At the time of writing, Harris is at the ‘stuck’ phase of the project. She has no choice, but to carry on, ‘as if’ (Barthes: 20) it is all going to be ok…
Alex March’s installation presents the accumulated evidence of her sporadic making. Small and large collage and paper pieces which reflect on a practise rooted in and often disturbed by the domestic. These pieces will be brought together in the space as part of the process of installing as she goes in search of smooth time.
Collage
now available as prints
21 x 30cm
Limited Edition of 100
Giclee print on Hahnmuhle rag paper.
This Glitched Rose series of collages was completed in 2017. These collages are based on a series of photographs celebrating Dutch horticulture taken by J.F.Ch. Dix and Walter Roozen. Published after the second world war, this beautiful survey of floral treasures almost did not happen, as the photographers struggled through wartime deprivation, hunger and chaos.
In times of crisis, of grief, and difficulty, it is so often the beauty of nature which sustains us.
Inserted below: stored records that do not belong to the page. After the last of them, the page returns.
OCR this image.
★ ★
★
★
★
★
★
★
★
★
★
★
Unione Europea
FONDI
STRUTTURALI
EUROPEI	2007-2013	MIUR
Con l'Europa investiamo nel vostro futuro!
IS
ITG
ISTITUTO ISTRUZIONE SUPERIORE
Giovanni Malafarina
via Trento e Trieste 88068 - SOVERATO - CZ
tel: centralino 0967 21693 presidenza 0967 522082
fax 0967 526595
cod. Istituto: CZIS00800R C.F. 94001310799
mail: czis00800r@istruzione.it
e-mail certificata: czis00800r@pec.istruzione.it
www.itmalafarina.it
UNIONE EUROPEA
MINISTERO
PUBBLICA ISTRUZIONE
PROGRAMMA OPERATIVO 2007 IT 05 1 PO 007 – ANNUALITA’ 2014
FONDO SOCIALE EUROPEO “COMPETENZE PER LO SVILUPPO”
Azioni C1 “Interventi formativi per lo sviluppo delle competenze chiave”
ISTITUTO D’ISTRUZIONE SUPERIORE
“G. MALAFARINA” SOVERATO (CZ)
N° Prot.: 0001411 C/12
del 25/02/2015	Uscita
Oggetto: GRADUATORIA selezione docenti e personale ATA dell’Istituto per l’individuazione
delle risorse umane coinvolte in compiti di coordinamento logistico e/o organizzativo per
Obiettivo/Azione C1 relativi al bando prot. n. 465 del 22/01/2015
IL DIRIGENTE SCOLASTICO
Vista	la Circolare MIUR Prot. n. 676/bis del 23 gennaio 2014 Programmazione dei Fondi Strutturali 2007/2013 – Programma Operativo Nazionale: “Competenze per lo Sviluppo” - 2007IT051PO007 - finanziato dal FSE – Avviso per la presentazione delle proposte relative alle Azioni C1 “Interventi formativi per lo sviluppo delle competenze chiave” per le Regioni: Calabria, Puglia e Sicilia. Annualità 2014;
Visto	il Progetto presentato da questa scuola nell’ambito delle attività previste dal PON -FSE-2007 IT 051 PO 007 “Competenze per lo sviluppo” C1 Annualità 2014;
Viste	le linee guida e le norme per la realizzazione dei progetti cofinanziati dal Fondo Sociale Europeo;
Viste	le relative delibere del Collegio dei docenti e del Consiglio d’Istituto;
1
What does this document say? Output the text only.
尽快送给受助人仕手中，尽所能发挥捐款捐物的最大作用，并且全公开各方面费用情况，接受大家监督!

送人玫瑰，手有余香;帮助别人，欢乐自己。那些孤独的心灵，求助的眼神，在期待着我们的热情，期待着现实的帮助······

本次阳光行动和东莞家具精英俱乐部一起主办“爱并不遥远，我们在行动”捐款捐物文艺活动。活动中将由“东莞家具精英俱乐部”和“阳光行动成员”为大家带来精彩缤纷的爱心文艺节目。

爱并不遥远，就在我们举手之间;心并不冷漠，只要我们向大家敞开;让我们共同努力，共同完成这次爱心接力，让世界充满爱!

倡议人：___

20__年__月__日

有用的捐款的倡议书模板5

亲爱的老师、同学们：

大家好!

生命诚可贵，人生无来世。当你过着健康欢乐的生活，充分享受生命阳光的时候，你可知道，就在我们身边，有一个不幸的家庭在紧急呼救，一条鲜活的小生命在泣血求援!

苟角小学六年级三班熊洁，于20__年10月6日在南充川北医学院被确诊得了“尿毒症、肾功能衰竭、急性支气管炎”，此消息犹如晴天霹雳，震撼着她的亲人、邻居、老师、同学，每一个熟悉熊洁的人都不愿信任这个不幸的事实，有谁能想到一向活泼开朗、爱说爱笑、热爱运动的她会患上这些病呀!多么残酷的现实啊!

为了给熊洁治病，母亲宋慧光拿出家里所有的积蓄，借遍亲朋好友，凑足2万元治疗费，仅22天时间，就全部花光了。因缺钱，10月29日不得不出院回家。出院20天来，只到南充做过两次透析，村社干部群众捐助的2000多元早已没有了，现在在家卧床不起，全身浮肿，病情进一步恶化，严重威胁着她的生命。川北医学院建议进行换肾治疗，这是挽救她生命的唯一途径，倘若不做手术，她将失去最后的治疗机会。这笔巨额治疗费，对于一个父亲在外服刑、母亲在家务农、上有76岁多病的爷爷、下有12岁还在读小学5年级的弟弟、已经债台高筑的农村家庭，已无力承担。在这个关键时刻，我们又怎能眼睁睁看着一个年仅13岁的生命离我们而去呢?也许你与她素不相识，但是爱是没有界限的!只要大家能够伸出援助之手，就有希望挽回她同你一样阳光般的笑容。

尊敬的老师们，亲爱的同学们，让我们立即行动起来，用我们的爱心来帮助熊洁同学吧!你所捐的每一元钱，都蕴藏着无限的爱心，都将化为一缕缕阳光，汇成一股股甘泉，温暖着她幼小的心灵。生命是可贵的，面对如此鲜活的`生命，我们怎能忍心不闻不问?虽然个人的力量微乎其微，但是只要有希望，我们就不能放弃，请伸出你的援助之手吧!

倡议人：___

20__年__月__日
Experiments with large scale graphite drawings of orphaned vintage portrait photography, found photography, and sea washed beach stones, with holes.
Site specific installation for Rules of Freedom at Collier Bristow Gallery, of a three dimensional knot of collage bringing together the möbius strip and the gordian knot. The möbius is the infinite loop, a three dimensional structure with only one edge and only one side. The gordian knot is the classical unsolvable problem, a knot so complicated it could not be untangled, and could only be solved by being cut.
The collage features a repeated painted set of motifs inspired by the female icons of Golden Age Hollywood.
The Rules of Freedom?
Through my collages I aim to explore and dissect the imagery of structural patriarchy. What, why and how should a woman be, and who gets to decide?